Streaming topped all forms of US music consumption in 2016
More songs were streamed per day than downloads for the entire year.
Remember in early 2013 when Apple hit 25 billion iTune song downloads? And Tim Cook said it took Sony 30 years to sell 220,000 Walkmans? Well, fast-forward just under four years, and Nielsen has revealed that Americans streamed 431 billion songs in 2016 alone, surpassing total digital sales of songs and albums for the first time in history. "The landscape is evolving even more quickly than we have seen with other format shifts," said Nielsen SVP David Bakula.

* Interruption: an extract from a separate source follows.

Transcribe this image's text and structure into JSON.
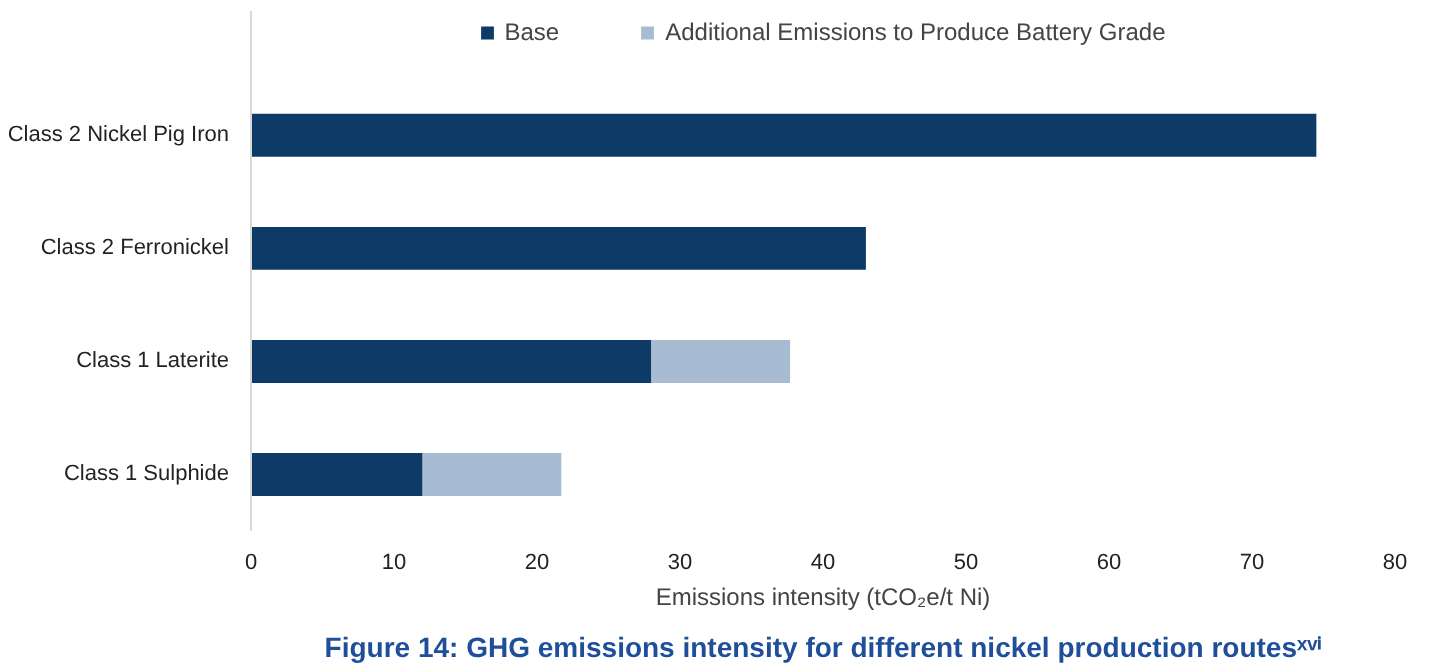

In fact, folks in the US streamed more songs per day (1.2 billion) than the 734 million that were downloaded during the entire year, the ratings company said. As with similar increases in the UK, streaming increased 76 percent from last year, a figure that helped the music industry grow a solid three percent over 2015. Major streaming sites, especially Spotify and Apple Music, also saw dramatic subscriber boosts.
The music industry continues to grow at a healthy rate, and 2016 showed us that the landscape is evolving even more quickly than we have seen with other format shifts.
Six songs alone, including Desiigner's "Panda" and Rihanna's "Work," accounted for 500 million total on-demand streams. Drake led everyone by a long way, however, with 5.4 billion total streams, and also sold the most digital songs and albums. A big part of the increase is because of Hip-hop and R&B, genres that accounted for 22 percent of music consumption, but a disproportionate 28 percent of streams.
Rounding out the good news, physical album sales also increased as a share of total album sales for the first time in a decade, and vinyl sales hit 13 million -- the most since 1991, the year Nirvana's Nevermind came out. The latter stats are the most surprising, as you'd expect physical album sales to be on a strong downward curve, and that's clearly not the case. Despite warnings from the RIAA, it seems that having a better alternative to piracy has not only increased industry profits, but passion for music overall.